Два часа спустя, закусив и выпив, рыцари тронулись в путь и еще до захода солнца были в Кракинове.

Дорогой пан Михал рассказывал им о знаменитой ляуданской шляхте, о Кмицице и обо всем, что с ним произошло за последнее время, он признался в своей любви к панне Биллевич – любви несчастной, как всегда.

– Все дело в том, что теперь война, – говорил он, – иначе я бы иссох от горя. Видно, таково уж мое счастье. Придется умереть холостяком.

– И холостяцкое дело не плохое, даже Богу угодное, – сказал Заглоба. – Еще недавно, когда мы с тобою были на выборах в Варшаве… на кого все панны оглядывались?.. На кого, как не на меня? А ты тогда жаловался, что на тебя ни одна не взглянет. Но не огорчайся, придет и твоя очередь. Искать не надо: когда искать не будешь, тогда и найдешь. Теперь время тревожное, и много молодежи погибнет. Тогда девушек будут дюжинами продавать по ярмаркам.

– Может быть, и мне погибнуть придется, – сказал пан Михал. – Довольно уже шататься по свету. Я не умею вам описать, Панове, как хороша эта панна Биллевич. Как бы я ее любил и лелеял! Да нет! Принесли же черти этого Кмицица. Он, верно, ее чем-нибудь приворожил, иначе и быть не может. Вот смотрите, там из-за горки виднеются как раз Водокты, но теперь там нет никого, она уехала неизвестно куда. Это было бы мое убежище – там бы мне и умереть. У медведя и то есть своя берлога, а у меня нет ничего, кроме этой лошади и седла, на котором сижу.

– Видно, она у тебя засела в сердце, – заметил пан Заглоба.

– Как вспомню я ее или как увижу, проезжая мимо, Водокты – мне опять становится грустно. Я решил наконец клин клином выбить и поехать к Шиллингу, у которого есть красавица дочь. Я один раз ее издали видел в дороге, и она мне очень понравилась. Поехал я туда, и что же вы думаете? Отца не застал дома, а она меня приняла не за Володыевского, а за его слугу. После такого афронта я больше и не показывался к ней.

Заглоба захохотал:

– А чтоб тебя, Михал! Все дело в том, что ты не находишь жены под стать твоему росту. А где теперь эта плутовка, на которой покойный пан Подбипента – царство ему небесное! – хотел жениться? Ростом она как раз тебе пара, сама – ягодка… а глаза как горели!..

– Это Ануся Божобогатая-Красенская, – сказал Ян Скшетуский. – Мы все в свое время были в нее влюблены, и Михал тоже. Бог весть, где она теперь…
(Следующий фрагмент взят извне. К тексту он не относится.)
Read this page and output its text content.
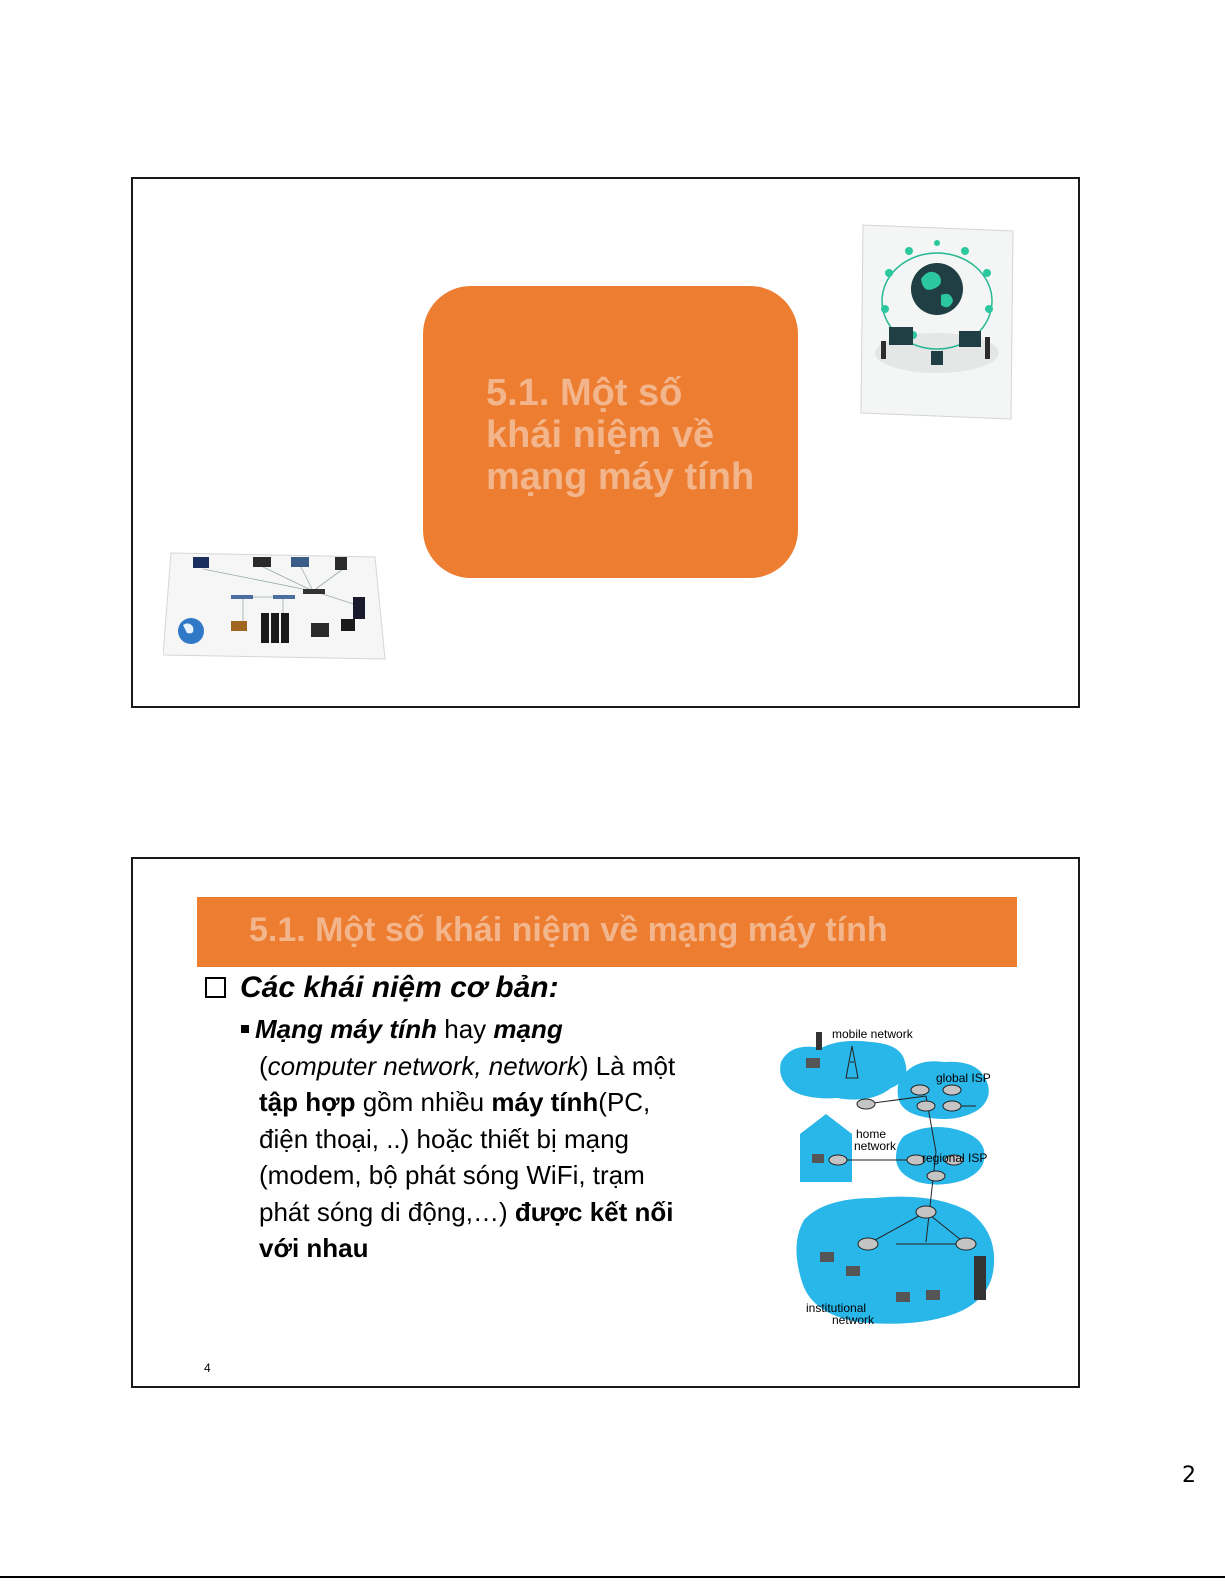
5.1. Một số
khái niệm về
mạng máy tính
5.1. Một số khái niệm về mạng máy tính
Các khái niệm cơ bản:
Mạng máy tính hay mạng
(computer network, network) Là một
tập hợp gồm nhiều máy tính(PC,
điện thoại, ..) hoặc thiết bị mạng
(modem, bộ phát sóng WiFi, trạm
phát sóng di động,…) được kết nối
với nhau
mobile network
global ISP
home
network
regional ISP
institutional
network
4
2
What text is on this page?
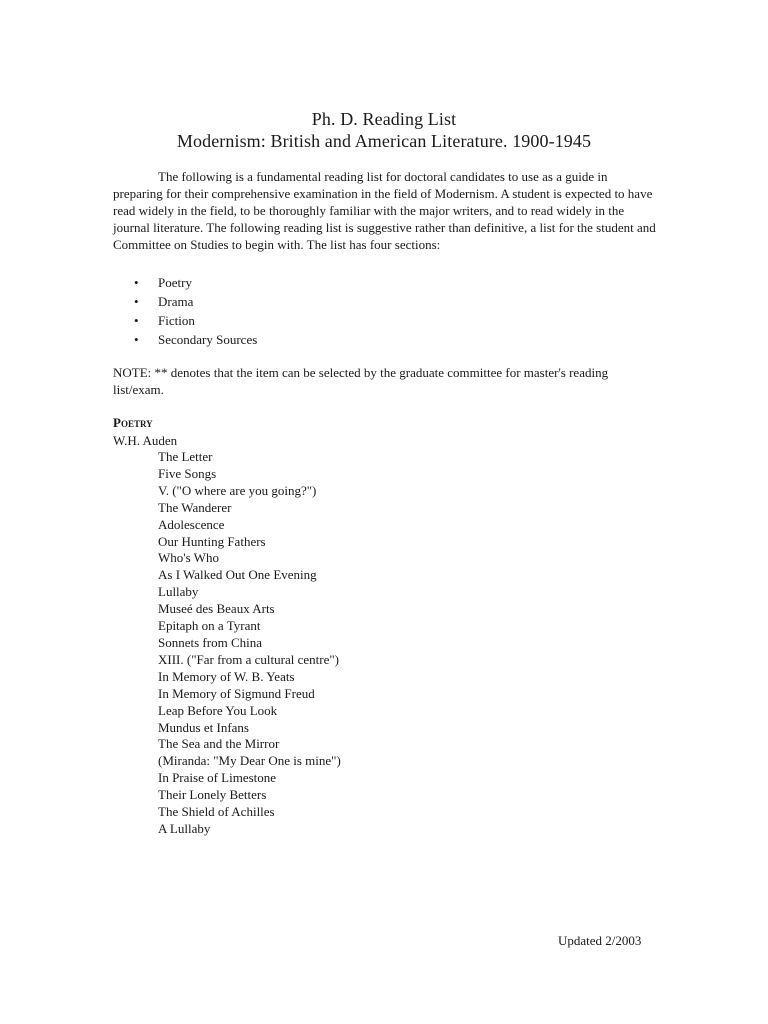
Ph. D. Reading List
Modernism: British and American Literature. 1900-1945
The following is a fundamental reading list for doctoral candidates to use as a guide in preparing for their comprehensive examination in the field of Modernism. A student is expected to have read widely in the field, to be thoroughly familiar with the major writers, and to read widely in the journal literature. The following reading list is suggestive rather than definitive, a list for the student and Committee on Studies to begin with. The list has four sections:
• Poetry
• Drama
• Fiction
• Secondary Sources
NOTE: ** denotes that the item can be selected by the graduate committee for master's reading list/exam.
Poetry
W.H. Auden
The Letter
Five Songs
V. ("O where are you going?")
The Wanderer
Adolescence
Our Hunting Fathers
Who's Who
As I Walked Out One Evening
Lullaby
Museé des Beaux Arts
Epitaph on a Tyrant
Sonnets from China
XIII. ("Far from a cultural centre")
In Memory of W. B. Yeats
In Memory of Sigmund Freud
Leap Before You Look
Mundus et Infans
The Sea and the Mirror
(Miranda: "My Dear One is mine")
In Praise of Limestone
Their Lonely Betters
The Shield of Achilles
A Lullaby
Updated 2/2003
– Эх, найти бы ее и утешиться, – сказал пан Михал. – При одном воспоминании о ней у меня как будто теплее стало на сердце. Прекрасная была девушка! Дал бы Бог с нею встретиться! Хорошие были времена в Лубнах, но они уже никогда не вернутся. Не будет и такого вождя, как князь Еремия. Раньше мы всегда знали: что ни сражение, то победа. Радзивилл великий воин, но далеко ему до Вишневецкого. Кроме того, он и к подчиненным относится не так, как князь: тот был для нас отец, а этот держит себя как какой-нибудь монарх, хотя Вишневецкие ничуть не хуже Радзивиллов.

– Бог с ним, – возразил Ян Скшетуский. – Теперь в его руках судьба отчизны, а так как он готов для нее пожертвовать жизнью, то да благословит его Бог.

Так разговаривали рыцари, ехавшие среди ночи, и то вспоминали прежние времена, то говорили о тяжелом настоящем, о трех войнах, которые обрушились на Речь Посполитую. Потом помолились и задремали, раскачиваясь в седлах.

Ночь была тихая и теплая; миллионы звезд сверкали на небе, а они подвигались шагом, спали сладким сном до самого рассвета. Первым проснулся пан Михал.

– Панове, проснитесь, Кейданы уже видно! – закричал он.

– Что? Кейданы? – спросил Заглоба. – Где?

– Да вон там. Видите башни?

– Прекрасный город, – заметил Станислав Скшетуский.

– Очень красивый, – ответил Володыевский, – вы сами воочию убедитесь в этом.

– Ведь это собственность князя-воеводы?

– Да; прежде они принадлежали роду Кишко, и отец нынешнего князя получил их в приданое за Анной Кишко, дочерью воеводы витебского. Во всей Жмуди нет города лучше, ибо Радзивиллы не пускают туда жидов, разве с особого разрешения. Кейданы еще славятся медом.